Ксения: Фрагментирование пакетов, безусловно, позволит обойти сигнатурный анализ (хотя, если правила написаны на стримы, можно поспорить). Однако в контексте обнаружения аномалий этот подход, наоборот, увеличивает подозрительность действий атакующего. Скриптовые модули смогут обнаружить активность, склеивая изначально разделенные атакующим байты кода.
Периодичность отправки пакетов ВПО
Мустангер: Популярная история: вместо одной длительной сессии используем множество коротких. Этот подход усложняет работу СЗИ и не дает построить поведенческий портрет хакера.

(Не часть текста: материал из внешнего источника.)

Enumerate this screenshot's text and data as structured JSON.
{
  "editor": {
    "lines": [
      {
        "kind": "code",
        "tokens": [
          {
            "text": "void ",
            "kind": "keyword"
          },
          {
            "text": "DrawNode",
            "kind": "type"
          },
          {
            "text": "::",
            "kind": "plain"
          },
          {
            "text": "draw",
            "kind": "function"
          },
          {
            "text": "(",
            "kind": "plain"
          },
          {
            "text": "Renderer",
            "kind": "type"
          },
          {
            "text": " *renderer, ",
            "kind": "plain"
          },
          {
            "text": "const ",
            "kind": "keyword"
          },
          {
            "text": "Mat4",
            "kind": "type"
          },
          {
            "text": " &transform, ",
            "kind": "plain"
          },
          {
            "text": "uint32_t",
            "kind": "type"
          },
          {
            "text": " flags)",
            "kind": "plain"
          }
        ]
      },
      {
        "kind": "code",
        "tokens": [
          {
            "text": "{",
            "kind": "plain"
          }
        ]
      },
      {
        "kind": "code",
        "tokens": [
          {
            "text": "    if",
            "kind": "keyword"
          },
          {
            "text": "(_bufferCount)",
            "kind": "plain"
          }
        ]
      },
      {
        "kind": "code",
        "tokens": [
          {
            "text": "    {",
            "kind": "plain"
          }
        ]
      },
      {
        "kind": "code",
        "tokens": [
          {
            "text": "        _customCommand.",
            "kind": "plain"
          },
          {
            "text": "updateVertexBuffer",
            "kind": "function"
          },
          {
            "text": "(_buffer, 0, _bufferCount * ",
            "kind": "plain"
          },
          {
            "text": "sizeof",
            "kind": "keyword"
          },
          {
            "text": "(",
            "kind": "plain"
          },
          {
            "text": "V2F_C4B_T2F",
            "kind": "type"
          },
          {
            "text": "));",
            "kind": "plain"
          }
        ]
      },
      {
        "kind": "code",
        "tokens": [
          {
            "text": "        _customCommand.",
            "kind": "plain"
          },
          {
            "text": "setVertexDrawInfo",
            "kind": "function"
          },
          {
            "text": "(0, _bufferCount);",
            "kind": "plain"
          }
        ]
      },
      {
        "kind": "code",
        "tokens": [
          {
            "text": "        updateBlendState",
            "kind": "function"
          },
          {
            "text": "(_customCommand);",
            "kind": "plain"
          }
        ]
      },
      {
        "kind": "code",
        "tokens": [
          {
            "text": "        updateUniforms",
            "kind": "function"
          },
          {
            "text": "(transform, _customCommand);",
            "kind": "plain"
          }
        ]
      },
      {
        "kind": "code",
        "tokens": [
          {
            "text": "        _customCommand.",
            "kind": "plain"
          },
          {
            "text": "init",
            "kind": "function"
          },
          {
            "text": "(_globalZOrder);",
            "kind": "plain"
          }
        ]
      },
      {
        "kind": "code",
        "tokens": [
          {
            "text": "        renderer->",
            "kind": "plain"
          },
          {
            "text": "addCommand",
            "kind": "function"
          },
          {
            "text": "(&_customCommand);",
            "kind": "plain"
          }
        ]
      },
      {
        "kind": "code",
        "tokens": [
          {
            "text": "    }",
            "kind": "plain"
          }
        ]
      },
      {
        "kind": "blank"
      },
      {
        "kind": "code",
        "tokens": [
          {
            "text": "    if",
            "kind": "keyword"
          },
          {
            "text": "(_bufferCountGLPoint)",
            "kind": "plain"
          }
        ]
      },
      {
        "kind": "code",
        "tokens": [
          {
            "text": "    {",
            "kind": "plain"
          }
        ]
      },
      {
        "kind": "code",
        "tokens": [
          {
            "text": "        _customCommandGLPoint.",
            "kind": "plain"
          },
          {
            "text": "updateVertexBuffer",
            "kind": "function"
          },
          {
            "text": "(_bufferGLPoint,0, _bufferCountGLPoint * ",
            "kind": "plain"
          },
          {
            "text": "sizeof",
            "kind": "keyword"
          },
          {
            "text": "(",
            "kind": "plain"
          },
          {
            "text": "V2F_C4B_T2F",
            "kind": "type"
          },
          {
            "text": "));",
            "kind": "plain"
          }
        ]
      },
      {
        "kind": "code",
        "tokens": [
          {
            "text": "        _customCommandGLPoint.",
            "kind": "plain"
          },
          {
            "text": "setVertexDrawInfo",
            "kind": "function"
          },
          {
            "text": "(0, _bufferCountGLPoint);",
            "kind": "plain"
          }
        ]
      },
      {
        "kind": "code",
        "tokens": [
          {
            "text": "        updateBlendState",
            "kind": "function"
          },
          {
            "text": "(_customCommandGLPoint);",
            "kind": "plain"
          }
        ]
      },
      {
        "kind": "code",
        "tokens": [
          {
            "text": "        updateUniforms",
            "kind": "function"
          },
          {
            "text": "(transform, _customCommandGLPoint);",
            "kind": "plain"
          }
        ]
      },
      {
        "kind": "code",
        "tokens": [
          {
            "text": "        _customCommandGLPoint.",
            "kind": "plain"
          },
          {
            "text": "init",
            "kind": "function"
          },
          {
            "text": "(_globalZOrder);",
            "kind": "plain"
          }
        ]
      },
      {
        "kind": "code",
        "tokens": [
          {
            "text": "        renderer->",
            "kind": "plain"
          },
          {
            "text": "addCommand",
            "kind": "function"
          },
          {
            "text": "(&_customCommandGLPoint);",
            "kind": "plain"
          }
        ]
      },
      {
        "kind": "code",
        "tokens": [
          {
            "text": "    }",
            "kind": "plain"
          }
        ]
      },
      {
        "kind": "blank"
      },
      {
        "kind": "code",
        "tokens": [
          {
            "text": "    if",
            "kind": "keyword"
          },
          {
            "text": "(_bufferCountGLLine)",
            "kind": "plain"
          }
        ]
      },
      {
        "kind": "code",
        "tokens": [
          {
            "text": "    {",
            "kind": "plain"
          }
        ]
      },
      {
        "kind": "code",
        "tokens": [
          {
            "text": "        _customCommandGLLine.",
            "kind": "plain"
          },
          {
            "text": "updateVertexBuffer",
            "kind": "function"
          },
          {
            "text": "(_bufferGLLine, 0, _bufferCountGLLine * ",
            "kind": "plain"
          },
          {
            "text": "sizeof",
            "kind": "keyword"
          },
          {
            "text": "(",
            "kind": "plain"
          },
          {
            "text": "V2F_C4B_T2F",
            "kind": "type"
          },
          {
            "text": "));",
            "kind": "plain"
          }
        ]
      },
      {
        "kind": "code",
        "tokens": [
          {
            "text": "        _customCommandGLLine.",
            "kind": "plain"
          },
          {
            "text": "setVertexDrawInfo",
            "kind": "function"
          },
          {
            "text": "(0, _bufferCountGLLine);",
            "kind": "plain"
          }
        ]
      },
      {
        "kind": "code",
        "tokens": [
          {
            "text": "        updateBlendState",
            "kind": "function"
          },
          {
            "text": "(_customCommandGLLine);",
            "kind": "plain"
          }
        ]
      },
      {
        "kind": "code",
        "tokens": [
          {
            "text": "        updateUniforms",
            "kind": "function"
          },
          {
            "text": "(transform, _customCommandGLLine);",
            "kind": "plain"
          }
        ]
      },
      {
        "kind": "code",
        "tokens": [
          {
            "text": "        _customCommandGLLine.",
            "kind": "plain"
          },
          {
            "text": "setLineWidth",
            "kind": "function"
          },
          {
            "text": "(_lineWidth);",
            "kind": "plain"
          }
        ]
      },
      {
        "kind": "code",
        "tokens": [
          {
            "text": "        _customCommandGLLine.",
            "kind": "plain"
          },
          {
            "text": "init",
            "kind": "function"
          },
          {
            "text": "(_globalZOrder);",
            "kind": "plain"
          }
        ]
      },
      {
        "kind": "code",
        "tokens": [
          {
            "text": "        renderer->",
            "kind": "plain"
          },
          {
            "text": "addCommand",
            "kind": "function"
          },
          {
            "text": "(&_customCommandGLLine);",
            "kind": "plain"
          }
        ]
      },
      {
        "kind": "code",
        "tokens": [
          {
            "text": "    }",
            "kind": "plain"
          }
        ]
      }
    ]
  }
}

Ксения: В данном случае лучшим решением будет использование техник профилирования и ML-решений для обнаружения аномальной активности.
Вам может показаться, что мы мало говорили про обычное шифрование. Все верно, оставили на сладкое! На первый взгляд, метод кажется хорошим, однако каждый первый злоумышленник не использует его по одной простой причине: сложно кодить и протаскивать библиотеки. Многим для этого банально не хватает квалификации. Также отметим, что детектирование по длинам пакетов и использование ML-решений в связке с профилированием позволяют обнаруживать подозрительный трафик даже в зашифрованных сессиях (а некоторые ИБ-решения вообще умеют снимать шифрование прямо из коробки).
Возникает логичный вопрос: неужели профилирование и ML будут эффективно работать в огромных компаниях, где речь идет о десятках тысяч конечных устройств? Безусловно, с ростом числа устройств для эффективного обнаружения угроз в сети необходимо увеличивать мощности средств защиты. Здесь дело уже не за экспертами, а за разработчиками и вендорами. Также отметим, что рост числа устройств влечет за собой возрастающее число фолзов, но эта проблема решается путем постоянного улучшения и дообучения средств защиты. Хороший ИБ-инструмент — это продукт синергии деятельности всех специалистов, которые задействованы в его жизненном цикле.